This article will walk you through the factors that can impact query performance in Looker. Because query performance is strongly tied to the underlying database, the following options will require the assistance of the personnel who set up the database system.
Declaring Indexes
Many queries will greatly benefit from the addition of proper indexes. You can look at the indexes of each table directly in Looker from our SQL runner page by clicking on the gear icon on the tables, then selecting Show Indexes :
The most common columns that can benefit from an index are: important dates and foreign keys. Adding indexes to these columns will increase performance for almost all queries. This also applies for Persistent Derived Tables. LookML has parameters that let you define indexes, sort keys, and distribution keys as appropriate.
Database Engine Configuration
Some databases allow different underlying database engines. For example, MySQL uses InnoDB and MyISAM as the default engine. InnoDB is also optimized for operational applications that require high-frequency transactions.

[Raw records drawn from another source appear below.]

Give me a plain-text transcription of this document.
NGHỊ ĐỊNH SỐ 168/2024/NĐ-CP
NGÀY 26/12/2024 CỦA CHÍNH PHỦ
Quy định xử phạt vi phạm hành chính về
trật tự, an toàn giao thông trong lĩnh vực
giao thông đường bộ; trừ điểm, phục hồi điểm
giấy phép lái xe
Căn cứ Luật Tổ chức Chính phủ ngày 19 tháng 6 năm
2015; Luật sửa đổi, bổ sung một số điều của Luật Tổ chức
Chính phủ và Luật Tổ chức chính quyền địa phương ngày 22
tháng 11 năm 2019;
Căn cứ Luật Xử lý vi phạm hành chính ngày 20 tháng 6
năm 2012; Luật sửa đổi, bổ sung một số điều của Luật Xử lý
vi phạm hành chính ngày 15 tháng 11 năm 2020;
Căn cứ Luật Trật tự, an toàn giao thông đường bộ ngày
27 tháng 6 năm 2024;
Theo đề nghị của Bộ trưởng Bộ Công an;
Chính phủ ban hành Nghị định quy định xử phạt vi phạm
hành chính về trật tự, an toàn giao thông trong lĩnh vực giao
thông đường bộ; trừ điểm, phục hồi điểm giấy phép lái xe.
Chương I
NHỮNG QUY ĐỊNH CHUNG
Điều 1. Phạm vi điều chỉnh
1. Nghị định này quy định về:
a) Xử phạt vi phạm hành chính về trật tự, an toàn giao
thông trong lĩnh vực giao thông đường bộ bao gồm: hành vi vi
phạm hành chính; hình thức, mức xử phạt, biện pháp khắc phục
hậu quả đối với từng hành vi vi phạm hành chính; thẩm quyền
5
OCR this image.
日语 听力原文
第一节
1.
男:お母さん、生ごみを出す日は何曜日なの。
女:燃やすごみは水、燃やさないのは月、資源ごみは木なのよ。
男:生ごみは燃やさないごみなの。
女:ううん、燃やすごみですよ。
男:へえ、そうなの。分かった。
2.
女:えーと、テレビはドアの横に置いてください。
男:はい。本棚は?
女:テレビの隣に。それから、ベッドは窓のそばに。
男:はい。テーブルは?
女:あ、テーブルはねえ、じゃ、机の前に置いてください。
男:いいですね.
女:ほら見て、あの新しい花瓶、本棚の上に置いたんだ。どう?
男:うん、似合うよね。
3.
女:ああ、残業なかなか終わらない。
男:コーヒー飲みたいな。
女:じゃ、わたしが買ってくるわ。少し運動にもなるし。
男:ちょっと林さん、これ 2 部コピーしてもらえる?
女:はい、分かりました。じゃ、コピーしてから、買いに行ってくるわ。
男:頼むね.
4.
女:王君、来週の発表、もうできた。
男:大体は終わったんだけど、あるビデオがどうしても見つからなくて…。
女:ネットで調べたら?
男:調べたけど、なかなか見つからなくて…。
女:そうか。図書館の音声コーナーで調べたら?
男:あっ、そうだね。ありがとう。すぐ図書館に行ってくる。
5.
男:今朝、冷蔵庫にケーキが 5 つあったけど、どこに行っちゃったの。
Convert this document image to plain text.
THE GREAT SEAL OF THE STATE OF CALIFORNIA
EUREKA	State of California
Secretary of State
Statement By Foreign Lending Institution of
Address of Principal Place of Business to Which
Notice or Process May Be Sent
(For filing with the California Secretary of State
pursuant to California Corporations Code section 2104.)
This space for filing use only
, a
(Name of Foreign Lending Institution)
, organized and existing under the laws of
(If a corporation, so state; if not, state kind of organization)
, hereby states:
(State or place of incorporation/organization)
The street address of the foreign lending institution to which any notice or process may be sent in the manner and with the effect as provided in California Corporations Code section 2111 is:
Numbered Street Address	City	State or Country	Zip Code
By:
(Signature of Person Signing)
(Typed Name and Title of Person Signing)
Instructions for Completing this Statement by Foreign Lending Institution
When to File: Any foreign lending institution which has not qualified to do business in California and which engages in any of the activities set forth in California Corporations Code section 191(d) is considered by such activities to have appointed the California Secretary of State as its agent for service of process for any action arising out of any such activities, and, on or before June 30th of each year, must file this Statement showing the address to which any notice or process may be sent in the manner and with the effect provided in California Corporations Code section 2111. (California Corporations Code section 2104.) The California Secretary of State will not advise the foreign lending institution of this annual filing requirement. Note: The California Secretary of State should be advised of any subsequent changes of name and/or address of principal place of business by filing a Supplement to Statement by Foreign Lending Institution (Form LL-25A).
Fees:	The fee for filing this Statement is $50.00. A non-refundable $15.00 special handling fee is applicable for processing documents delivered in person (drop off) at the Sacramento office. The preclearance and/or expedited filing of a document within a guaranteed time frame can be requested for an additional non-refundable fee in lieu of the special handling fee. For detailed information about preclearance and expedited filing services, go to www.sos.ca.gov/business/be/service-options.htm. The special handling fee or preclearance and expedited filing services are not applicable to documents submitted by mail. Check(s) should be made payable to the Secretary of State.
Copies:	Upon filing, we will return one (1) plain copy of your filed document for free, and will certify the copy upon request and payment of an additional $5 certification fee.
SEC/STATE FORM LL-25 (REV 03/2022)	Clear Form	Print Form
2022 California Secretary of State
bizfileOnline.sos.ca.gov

For analysis, we don't really need to worry about this feature set up, and are OK with table locking, as long as our queries run faster. For this reason, MyISAM is often a faster engine for MySQL analytics. Updates will occur when no queries are being run.
Database Specs and Resource Allocation
Some databases do not have sufficient hardware (or in AWS, the necessary provisioned resources) to deal with the size of the datasets. We recommend that you increase memory, cores, and I/O, (input/output) which will also increase performance of the queries.
Query Optimization
There are many opportunities to fine-tune your LookML model, to produce the same results, but at a lower cost to the database. Here are a few of the common patterns that have greatly improved performance for our customers:
- Using
EXPLAIN
for benchmarking - Convert correlated subqueries for dimensions and joins into derived tables
- Utilizing persistence
Using EXPLAIN for Benchmarking
Looker queries can all be represented in generated (raw) SQL, which is shown in the Explore page. We can use this generated SQL to detect where performance is lacking. All queries can be accessed via the SQL tab in the Explore UI.
The SQL Runner lets developers run an EXPLAIN
against the query to detect components that can be optimized. Learn more with our introduction to EXPLAIN.
Convert Correlated Subqueries for Dimensions and Joins Into Derived Tables
Whenever there is a sub-select in a dimension or a join, there is an opportunity to optimize queries. It is faster to create a derived table and join it in to the Explore you are working on, to produce the calculated results. It also lets persistence be applied, for even greater performance boosts (see the next section).
Utilizing Persistence
Looker has many options for queries to return faster, through caching, persistence, and datagroups. This is perfect for use cases that do not require up-to-the-second real-time data and can afford some stale reports. This can greatly increase performance of the queries that are run frequently every day by everyone.